Fig. 2. Proposed stages of reprogramming and metaplasia in the stomach

Cartoon based on our work and that of the literature proposing that reprogramming during metaplastic response to parietal cell damage in the stomach proceeds via 4 distinct stages. Zymogenic “Chief” Cells normally differentiate from a secretory progenitor, known as the mucous neck cell. Atrophy (death) of acid-secreting parietal cells (caused, e.g., by chronic infection with Helicobacter pylori or, in mouse models, by high doses of tamoxifen “HD-Tam”) causes chief cells to reprogram. We propose that the first stage of the reprogramming response is for Chief Cells to “downscale” their secretory architecture (including decreased digestive enzyme-containing granules, red, and dismantling of the elaborate rER network, dark blue) in a process involving decreased expression of the bHLH transcription factor, MIST1, which is required for maintaining apical secretory granules. Once large enzyme-containing granules are recycled, cells re-express progenitor genes (green) with much scanter digestive enzyme granules and are thus, by definition, metaplastic (called “SPEM” based on greatly increased expression of TFF2, aka Spasmolytic Polypeptide). In the third stage, cells reenter the cell cycle, at which point they may, via poorly understood processes, give rise to other metaplasias (like intestinal metaplasia in humans) or progress directly to cancer. In a parallel to pancreatic ADM, metaplastic chief cells may also regenerate other cells again via processes that are yet to be determined. Genes expressed during mucous neck, zymogenic, and metaplastic stages are delineated below, along with secreted factors at each of those stages.

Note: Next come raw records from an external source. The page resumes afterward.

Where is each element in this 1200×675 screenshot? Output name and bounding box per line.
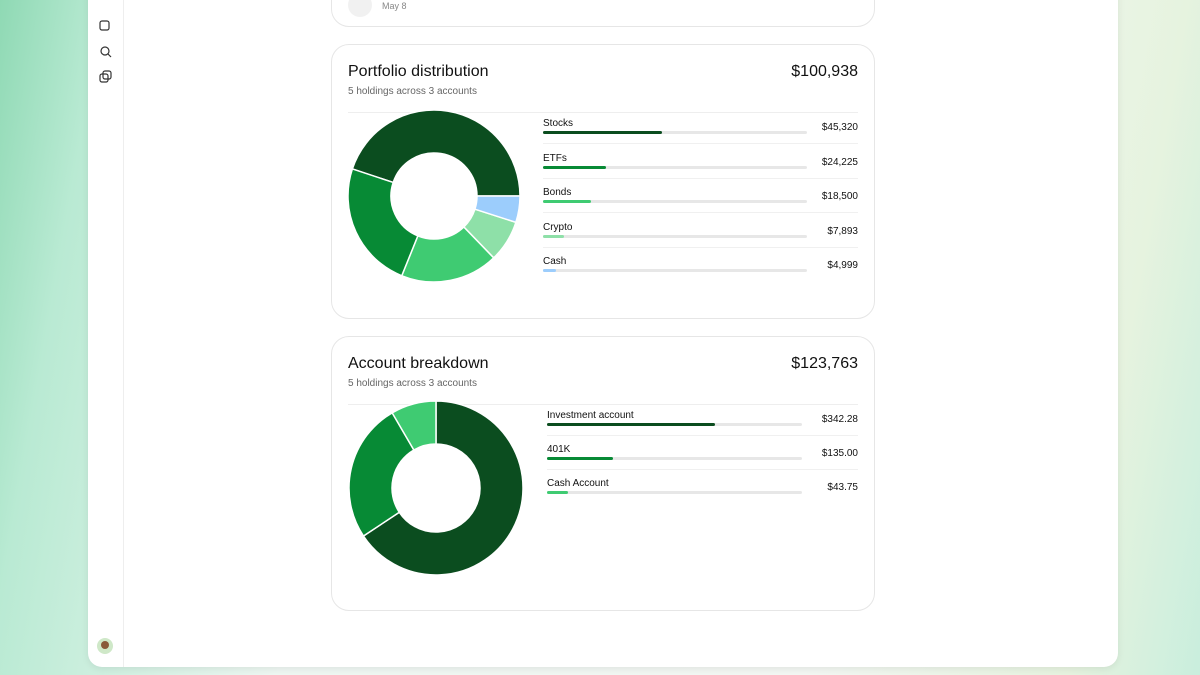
- bar-fill: [543, 131, 662, 134]
- bar-fill: [543, 269, 557, 272]
- bar-track: [547, 423, 802, 426]
- card-title: Portfolio distribution: [348, 63, 489, 80]
- bar-track: [543, 165, 807, 169]
- bar-track: [543, 131, 807, 134]
- row-name: Investment account: [547, 410, 634, 421]
- compose-icon[interactable]: [99, 20, 110, 31]
- row-value: $18,500: [821, 191, 858, 202]
- card-title: Account breakdown: [348, 355, 489, 372]
- row-name: Stocks: [543, 118, 574, 129]
- row-name: Cash Account: [547, 478, 609, 489]
- card: Portfolio distribution $100,938 5 holdings…: [331, 44, 875, 319]
- bar-track: [547, 491, 802, 494]
- bar-fill: [543, 165, 607, 169]
- bar-fill: [547, 491, 569, 494]
- donut-chart: [348, 400, 524, 576]
- row-separator: [547, 435, 858, 436]
- card-total: $100,938: [791, 63, 858, 80]
- donut-chart: [347, 109, 521, 283]
- card: Account breakdown $123,763 5 holdings acro…: [331, 336, 875, 611]
- sidebar: [88, 0, 124, 667]
- bar-fill: [547, 423, 715, 426]
- divider: [348, 112, 858, 113]
- donut-slice: [362, 400, 524, 576]
- row-value: $7,893: [827, 225, 858, 237]
- row-separator: [543, 177, 858, 179]
- donut-slice: [347, 167, 419, 277]
- card-subtitle: 5 holdings across 3 accounts: [348, 378, 477, 389]
- bar-track: [547, 457, 802, 460]
- date: May 8: [382, 1, 407, 11]
- bar-fill: [543, 200, 592, 203]
- row-name: Bonds: [543, 187, 572, 198]
- app-window: May 8 Portfolio distribution $100,938 5 ho…: [88, 0, 1118, 667]
- row-value: $45,320: [821, 122, 858, 133]
- bar-fill: [547, 457, 614, 460]
- top-card: May 8: [331, 0, 875, 27]
- bar-track: [543, 234, 807, 238]
- search-icon[interactable]: [100, 46, 110, 56]
- row-separator: [547, 469, 858, 470]
- row-name: 401K: [547, 444, 571, 455]
- divider: [348, 404, 858, 405]
- row-separator: [543, 246, 858, 248]
- row-value: $24,225: [821, 156, 858, 168]
- row-value: $342.28: [821, 414, 858, 425]
- row-value: $4,999: [827, 260, 858, 271]
- row-name: Cash: [543, 256, 567, 267]
- donut-slice: [391, 400, 437, 452]
- row-value: $43.75: [827, 482, 858, 493]
- donut-slice: [473, 195, 521, 224]
- donut-slice: [348, 411, 415, 538]
- row-separator: [543, 143, 858, 144]
- library-icon[interactable]: [99, 73, 109, 83]
- row-value: $135.00: [821, 448, 858, 459]
- bar-fill: [543, 234, 564, 238]
- card-total: $123,763: [791, 355, 858, 372]
- row-name: ETFs: [543, 152, 567, 164]
- bar-track: [543, 200, 807, 203]
- donut-slice: [351, 109, 521, 197]
- row-separator: [543, 212, 858, 213]
- card-subtitle: 5 holdings across 3 accounts: [348, 86, 477, 97]
- bar-track: [543, 269, 807, 272]
- row-name: Crypto: [543, 221, 573, 233]
- sidebar-icons: [97, 20, 113, 654]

Fig. 3. Neoplastic growth in the intestines may occur because dedifferentiation of long-lived mature cells unmasks mutations

A) Some of the key cell lineages in the cartoon of one side of a crypt are labeled. B) Mutations occurring in a crypt base columnar (“CBC”) stem cell may be lost by drift into differentiated cells, because CBC cells divide frequently and often symmetrically to produce two daughters that differentiate. Here, a CBC cell has acquired a mutation and has undergone symmetrical division such that both daughter cells differentiate along the secretory lineage. The progeny, depicted in time intervals (e.g., “3d” ≈3 days elapsed) differentiate into goblet, Paneth, tuft and enteroendocrine (not depicted) cells. With time, most of those cells die, at which point, the mutation will be lost, were it not for the fact that some longer lived cells (e.g., Paneth cells or perhaps even longer-lived “label-retaining cells”) could potentially harbor the mutation for months. In the case depicted, the Paneth cells are also lost to normal turnover, but the even longer living LRC in this unit acquires an additional mutation over the two months following the first mutation in the stem cell. C) Again, that mutation would likely be lost as even the LRC ages and dies, unless, as is shown at the bottom, inflammation causes death of the normal, constitutively active stem cell in the crypt. Here, CBC death induces the LRC, which has accumulated an additional mutation, to dedifferentiate, become exposed to high Wnt signaling and reenter the cell cycle. The mutations in the LRC are now unmasked as the cell is exposed to the high Wnt environment and begins to proliferate. The mutations prevent the cell from differentiating beyond the transit amplifying stage, and a clone of early neoplastic cells derived from this mutant stem cell develops an adenoma. The key aspect of this model is that the normal CBC divides too rapidly to accumulate mutations, whereas differentiated cells live longer and can store mutations that may affect proliferation or differentiation but won’t affect these quiescent cells until dedifferentiation unmasks them.